Trouble was, I didn't know how.
I chose to keep walking, thinking that if the smell got stronger, I'd be on the right track. If it got weaker, I'd simply turn around and follow my nose. Follow my nose to paradise.
That'd be a great song title, I thought, and grinned. I was careful to only grin on one side of my face. I'd better not get a god damn infection because of that. See? See why removing oneself from the amenities of a municipality is an inherently bad idea?
It would be okay, though. Everything always worked out for me. I was, quite clearly, one of the few, the proud, the blessed. This little adventure of mine would make for great news fodder, too. It may even give some heart to the faceless Petersen & Stiller corporation. Renowned chief executive officer survives horrific boat incident. Oh, how endearing that would be to the public. Not that I cared.

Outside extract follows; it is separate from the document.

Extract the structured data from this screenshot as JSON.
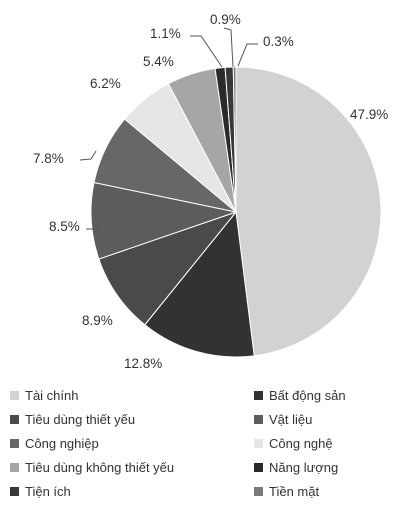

I did wonder, though, if the mysterious Sofia would have to be explained. Atlantic Charter had been paid to keep their mouths shut, so no problemo there. I'd told Phyllis to scrub the contract with Jericho Armored, and all their videos and surveillance footage that may show Sofia en route to my office was boxed and tucked away by this time, so I had that base covered.

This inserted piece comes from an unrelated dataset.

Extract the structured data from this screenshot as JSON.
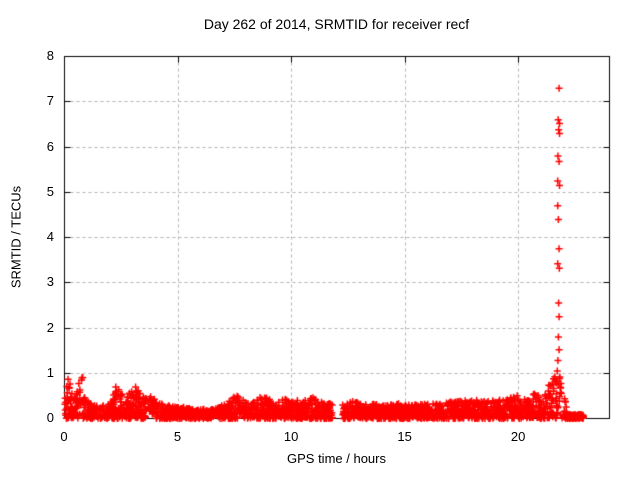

Peter and Robin Dumbass would never jeopardize their padded bank accounts by reneging on their non-disclosure agreements, and by God, they had done a decent job of keeping Sofia in a delightfully compromising position until I could get to her.
Unfortunately, I never really got to her. Not in the biblical sense, anyway.
I wanted to just brush that aside, say 'well, her loss', and move on. My obsessive compulsions weren't going to make that easy. I knew me, and knew my not knowing would grind my nerves for quite possibly, eternity.